Review of THE DUCHESS
Since Keira Knightley plays the title role, let’s just get her out of the way. She looks gorgeous, gives a spirited portrayal of Georgiana Spencer (great-great-great-not sure how many-aunt of Princess Diana) and suffers convincingly. She will never win an act-off with Cate Blanchett but does just fine here.
But it’s the other leads in the movie who are most interesting. Ralph Fiennes plays the Duke of Devonshire, who marries Georgiana not for love but because her mother said she could give him a son. Turns out Mama Spencer made promises her daughter couldn’t keep.

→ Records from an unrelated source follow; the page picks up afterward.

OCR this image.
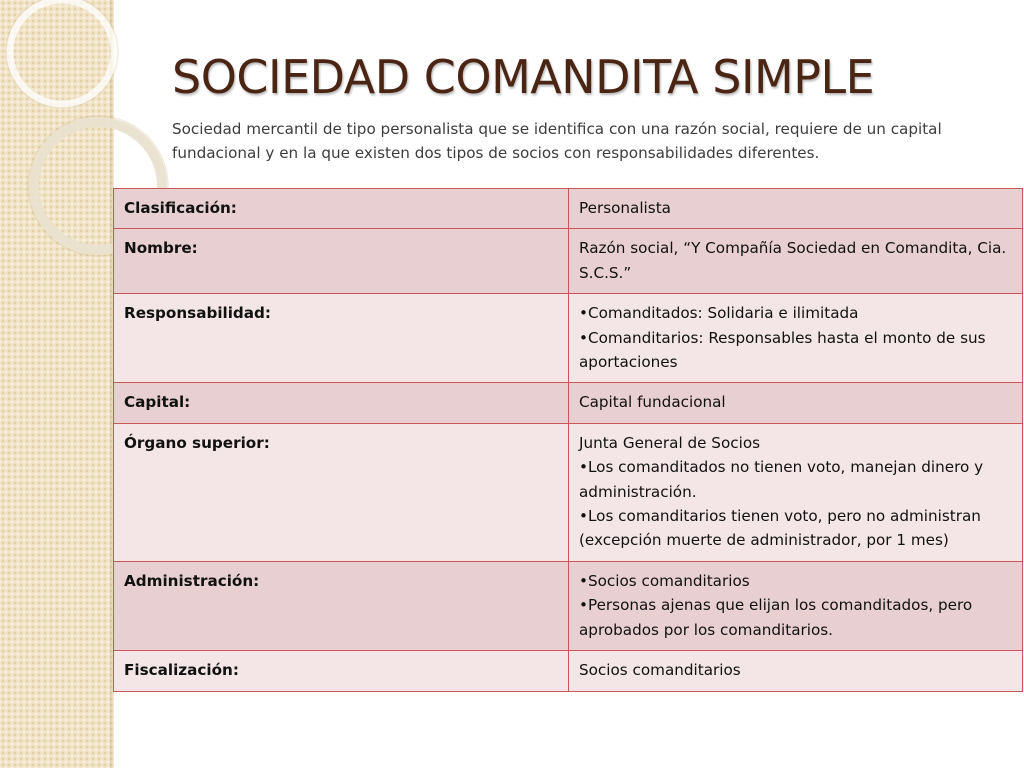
SOCIEDAD COMANDITA SIMPLE
Sociedad mercantil de tipo personalista que se identifica con una razón social, requiere de un capital fundacional y en la que existen dos tipos de socios con responsabilidades diferentes.
Clasificación:	Personalista

Nombre:	Razón social, “Y Compañía Sociedad en Comandita, Cia. S.C.S.”

Responsabilidad:	•Comanditados: Solidaria e ilimitada
•Comanditarios: Responsables hasta el monto de sus aportaciones

Capital:	Capital fundacional

Órgano superior:	Junta General de Socios
•Los comanditados no tienen voto, manejan dinero y administración.
•Los comanditarios tienen voto, pero no administran (excepción muerte de administrador, por 1 mes)

Administración:	•Socios comanditarios
•Personas ajenas que elijan los comanditados, pero aprobados por los comanditarios.

Fiscalización:	Socios comanditarios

The duke treats Georgiana with coldness and cruelty and soon takes Lady Elizabeth “Bess” Foster as his mistress, moving her right into their mansion and having them all take meals together, as if he could bring order and civility to their dysfunction.
The interesting thing about Fiennes’s performance is that just when you want to yell, “Bastard!” at the screen, he does something or says a line in such a way that you almost feel sorry for the duke or at least understand why he did what he did. Fiennes also made me go so far as to wonder if the duke was also a victim of the times and the expectations of him. Then I’d go back to hating him. And that’s the brilliance of Fiennes’s work. You can’t peg his character as an outright villain. You might want to because he does some awful things, but Fiennes just won’t let you.
The other character who refuses to be pigeonholed is the mistress Bess, as played by Hayley Atwell. Atwell, whom you might have seen (or not) in the new Brideshead Revisited or Woody Allen’s Cassandra’s Dream, does nuanced, mature work that belies her young age. In lesser hands, Bess might have been overshadowed by Georgiana’s glamorous personality, but Atwell gives her a quiet grace and luminosity that threatens to steal the duchess’s spotlight. Just when you want to despise Bess for so blatantly and disloyally stealing Georgiana’s husband, she’d do or say something that makes your heart go out to her instead. It’s quite a feat that Atwell managed to pull off.
Charlotte Rampling also gives a formidable performance as Georgiana’s mother but she doesn’t have to do much to be intimidating. One flash of those steely blue eyes and you’d probably marry a cruel man, too.
Besides the performances, the costumes are also amazing. Every scene is a stunning display of sartorial artistry. Period pieces can be overly long but this one moves at a fast clip and, with so much eye candy, you’ll barely notice the hour and 40 minutes.